The main advantage of Curves over Levels is that whereas Levels lets you adjust only 3 points, Curves lets you add up to 14 control points. By adding more points, you can brighten or darken selected portions of your image.
Although the gamma adjustment in Levels offers a great way to change the midtones of an image without affecting the white and black points, there are times when you won't want to adjust all of the midtones equally.
For example, Figure 3.24 shows another image that could use more contrast. Although we could increase the contrast by moving the white and black points inward, we would clip both the highlights and the shadows. With Curves, we can leave the white and black points where they are and apply separate adjustments to the middle of the curve.
Figure 3.24 Applying an S-curve to this image improves the contrast of the image by darkening some of the shadows while brightening the highlights. Notice that the black and white points are left untouched, so you don't have to worry about clipping.
The lower point on our curve darkens the shadows, while the upper point brightens the highlights. The overall effect is to give a big contrast boost to the image, without hurting the shadows and highlights. In most cases, adding a slight S-curve edit like this to an image will improve its contrast.
Making selective corrections
The ability to add multiple control points means that you can target Curves to adjust very specific parts of your image. For example, overall Figure 3.25 is well exposed.
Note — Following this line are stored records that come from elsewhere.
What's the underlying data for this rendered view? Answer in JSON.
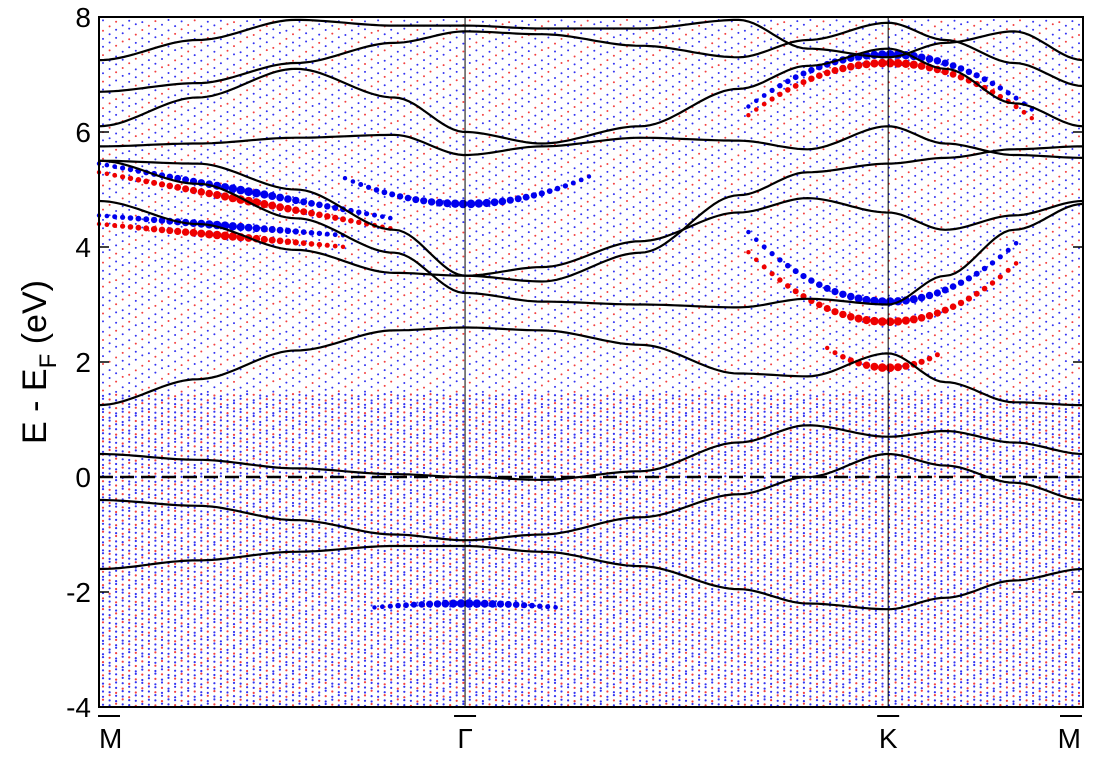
{
  "chart_data": {
    "type": "line",
    "title": "",
    "xlabel": "",
    "ylabel": "E - E_F (eV)",
    "ylabel_parts": {
      "main": "E - E",
      "subscript": "F",
      "unit": " (eV)"
    },
    "ylim": [
      -4,
      8
    ],
    "yticks": [
      -4,
      -2,
      0,
      2,
      4,
      6,
      8
    ],
    "xticks": [
      {
        "label": "M",
        "overline": true,
        "pos": 0.0
      },
      {
        "label": "Γ",
        "overline": true,
        "pos": 0.372
      },
      {
        "label": "K",
        "overline": true,
        "pos": 0.802
      },
      {
        "label": "M",
        "overline": true,
        "pos": 1.0
      }
    ],
    "fermi_level": 0,
    "grid": false,
    "legend": "none",
    "colors": {
      "bands": "#000000",
      "spin_up": "#0000ee",
      "spin_down": "#ee0000"
    },
    "k_samples": [
      0.0,
      0.1,
      0.2,
      0.3,
      0.372,
      0.45,
      0.55,
      0.65,
      0.72,
      0.802,
      0.86,
      0.93,
      1.0
    ],
    "series": [
      {
        "values": [
          -1.6,
          -1.45,
          -1.3,
          -1.2,
          -1.2,
          -1.3,
          -1.55,
          -1.95,
          -2.2,
          -2.3,
          -2.1,
          -1.8,
          -1.6
        ]
      },
      {
        "values": [
          -0.4,
          -0.5,
          -0.75,
          -1.0,
          -1.1,
          -1.0,
          -0.7,
          -0.3,
          0.0,
          0.4,
          0.2,
          -0.1,
          -0.4
        ]
      },
      {
        "values": [
          0.4,
          0.3,
          0.15,
          0.05,
          0.0,
          -0.05,
          0.1,
          0.6,
          0.9,
          0.7,
          0.8,
          0.6,
          0.4
        ]
      },
      {
        "values": [
          1.25,
          1.7,
          2.2,
          2.55,
          2.6,
          2.55,
          2.3,
          1.8,
          1.75,
          2.15,
          1.65,
          1.3,
          1.25
        ]
      },
      {
        "values": [
          4.8,
          4.4,
          3.95,
          3.55,
          3.5,
          3.65,
          4.1,
          4.6,
          4.85,
          4.6,
          4.3,
          4.55,
          4.8
        ]
      },
      {
        "values": [
          5.5,
          5.1,
          4.5,
          3.9,
          3.2,
          3.05,
          3.0,
          2.95,
          3.1,
          3.0,
          3.5,
          4.3,
          4.75
        ]
      },
      {
        "values": [
          5.5,
          5.45,
          5.0,
          4.3,
          3.5,
          3.4,
          3.9,
          4.9,
          5.3,
          5.45,
          5.55,
          5.7,
          5.75
        ]
      },
      {
        "values": [
          5.75,
          5.8,
          5.9,
          5.95,
          5.6,
          5.75,
          5.9,
          5.85,
          5.7,
          6.1,
          5.8,
          5.6,
          5.55
        ]
      },
      {
        "values": [
          6.1,
          6.6,
          7.1,
          6.6,
          6.0,
          5.8,
          6.1,
          6.75,
          7.15,
          7.45,
          7.1,
          6.5,
          6.1
        ]
      },
      {
        "values": [
          6.7,
          6.85,
          7.2,
          7.55,
          7.75,
          7.7,
          7.5,
          7.3,
          7.6,
          7.9,
          7.6,
          7.2,
          6.8
        ]
      },
      {
        "values": [
          7.25,
          7.6,
          7.95,
          7.85,
          7.85,
          7.8,
          7.8,
          7.95,
          7.45,
          7.3,
          7.55,
          7.75,
          7.25
        ]
      }
    ]
  }
}
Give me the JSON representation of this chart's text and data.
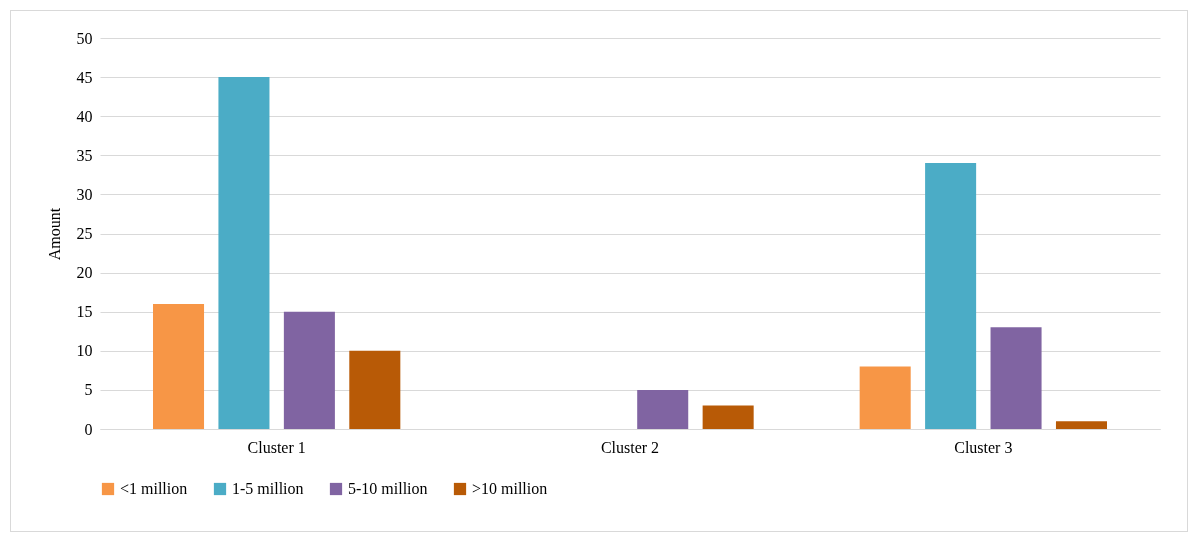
{
  "chart_data": {
    "type": "bar",
    "ylabel": "Amount",
    "categories": [
      "Cluster 1",
      "Cluster 2",
      "Cluster 3"
    ],
    "series": [
      {
        "name": "<1 million",
        "color": "#f79646",
        "values": [
          16,
          0,
          8
        ]
      },
      {
        "name": "1-5 million",
        "color": "#4bacc6",
        "values": [
          45,
          0,
          34
        ]
      },
      {
        "name": "5-10 million",
        "color": "#8064a2",
        "values": [
          15,
          5,
          13
        ]
      },
      {
        "name": ">10 million",
        "color": "#b85a06",
        "values": [
          10,
          3,
          1
        ]
      }
    ],
    "ylim": [
      0,
      50
    ],
    "yticks": [
      0,
      5,
      10,
      15,
      20,
      25,
      30,
      35,
      40,
      45,
      50
    ],
    "grid": "y",
    "legend": "bottom"
  }
}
However, when this image is printed on glossy paper, the already dark house becomes much darker.
Figure 3.25 Though this image is generally well exposed, the barn becomes too dark when the image is printed. With a Curves adjustment, it's possible to lighten the barn while leaving the rest of the image untouched.
Ideally, you want to lighten the house without adjusting any other parts of the image. There are many ways to achieve this type of edit in Photoshop. You could select the house using the Pen or Lasso tool and apply an adjustment to only that selected part of the image, or you could use an adjustment layer with a layer mask—the list goes on and on.
With Curves, though, you can constrain the adjustment to only the house by editing only the part of the curve that contains the tonal values that make up the house.
With the Curves dialog box open, you can click anywhere in your image, and a small circle will appear over the curve to indicate the tonal value of the pixel you clicked. So if you click the barn, you see that its tones live in a very particular part of the lower-left end of the curve ( Figure 3.26 ).
Figure 3.26 With the Curves dialog box open, you can click within your image to see where particular tones lie on the curve.
To adjust only that part of the curve, you first "lock down" the rest of the curve by adding control points. These will serve as anchors to prevent other areas of the curve from being affected by your edit ( Figure 3.27 ).
Figure 3.27 To edit just one part of the curve, you first anchor the curve by placing a few control points.
Now you can simply drag the barn part of the curve up to create your edit ( Figure 3.28 ).
Figure 3.28 With the curve anchored, it's possible to edit just the area that contains the tonal values of the barn. With this edit, the barn brightens while the rest of the image remains the same.
Like Levels, Curves becomes much easier to use with practice. With just a little experimentation, you'll get a better feel for how to drag and shape the curve. Be careful, though—even a slight reshaping of the curve can create a big adjustment to your image. Keep your eyes peeled for posterization (the reduction of tones that can turn some transition areas into splotchy masses of solid color), especially if you're targeting a specific area where there aren't a lot of tones, such as deep shadows or highlights. A sudden or steep change in the curve will almost always yield posterizing. Try to keep the bends in your curve gentle.